Jack Fan picture Jack Fan · Dec 22, 2016 · Viewed 10.2k times · Source

I tried Google Cloud Vision api (TEXT_DETECTION) on 90 degrees rotated image. It still can return recognized text correctly. (see image below)

That means the engine can recognize text even the image is 90, 180, 270 degrees rotated.

However the response result doesn't include information of correct image orientation. (document: EntityAnnotation)

Is there anyway to not only get recognized text but also get the orientation?
Could Google support it similar to (FaceAnnotation: getRollAngle)

enter image description here

Answer

faaez picture faaez · Jun 13, 2018

You can leverage the fact that we know the sequence of characters in a word to infer the orientation of a word as follows (obviously slightly different logic for non-LTR languages):

for page in annotation:
    for block in page.blocks:
        for paragraph in block.paragraphs:
            for word in paragraph.words:
                if len(word.symbols) < MIN_WORD_LENGTH_FOR_ROTATION_INFERENCE:
                    continue
                first_char = word.symbols[0]
                last_char = word.symbols[-1]
                first_char_center = (np.mean([v.x for v in first_char.bounding_box.vertices]),np.mean([v.y for v in first_char.bounding_box.vertices]))
                last_char_center = (np.mean([v.x for v in last_char.bounding_box.vertices]),np.mean([v.y for v in last_char.bounding_box.vertices]))

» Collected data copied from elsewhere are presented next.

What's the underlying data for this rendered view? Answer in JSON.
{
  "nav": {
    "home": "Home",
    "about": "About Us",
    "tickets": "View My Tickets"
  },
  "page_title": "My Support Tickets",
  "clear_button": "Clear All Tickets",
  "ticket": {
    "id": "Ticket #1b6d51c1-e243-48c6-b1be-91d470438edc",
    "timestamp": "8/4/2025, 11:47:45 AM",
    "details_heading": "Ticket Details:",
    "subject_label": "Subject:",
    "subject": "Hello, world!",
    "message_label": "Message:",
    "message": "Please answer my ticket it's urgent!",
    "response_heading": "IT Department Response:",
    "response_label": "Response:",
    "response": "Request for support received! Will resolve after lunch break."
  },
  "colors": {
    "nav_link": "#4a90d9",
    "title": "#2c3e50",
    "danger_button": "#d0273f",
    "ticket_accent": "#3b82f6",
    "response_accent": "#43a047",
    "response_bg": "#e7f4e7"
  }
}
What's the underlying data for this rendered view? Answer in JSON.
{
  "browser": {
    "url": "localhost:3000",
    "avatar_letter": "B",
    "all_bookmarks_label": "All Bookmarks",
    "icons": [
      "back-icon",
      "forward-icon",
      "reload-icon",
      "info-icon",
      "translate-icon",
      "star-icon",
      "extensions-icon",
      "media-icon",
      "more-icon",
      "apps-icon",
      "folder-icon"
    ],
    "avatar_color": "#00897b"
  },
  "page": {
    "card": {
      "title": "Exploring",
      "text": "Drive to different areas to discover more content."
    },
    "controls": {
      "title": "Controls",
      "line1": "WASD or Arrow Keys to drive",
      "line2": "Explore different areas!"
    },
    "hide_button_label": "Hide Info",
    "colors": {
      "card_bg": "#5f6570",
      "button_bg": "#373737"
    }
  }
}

                #upright or upside down
                if np.abs(first_char_center[1] - last_char_center[1]) < np.abs(top_right.y - bottom_right.y): 
                    if first_char_center[0] <= last_char_center[0]: #upright
                        print 0
                    else: #updside down
                        print 180
                else: #sideways
                    if first_char_center[1] <= last_char_center[1]:
                        print 90
                    else:
                        print 270

Then you can use the orientation of individual words to infer the orientation of the document overall.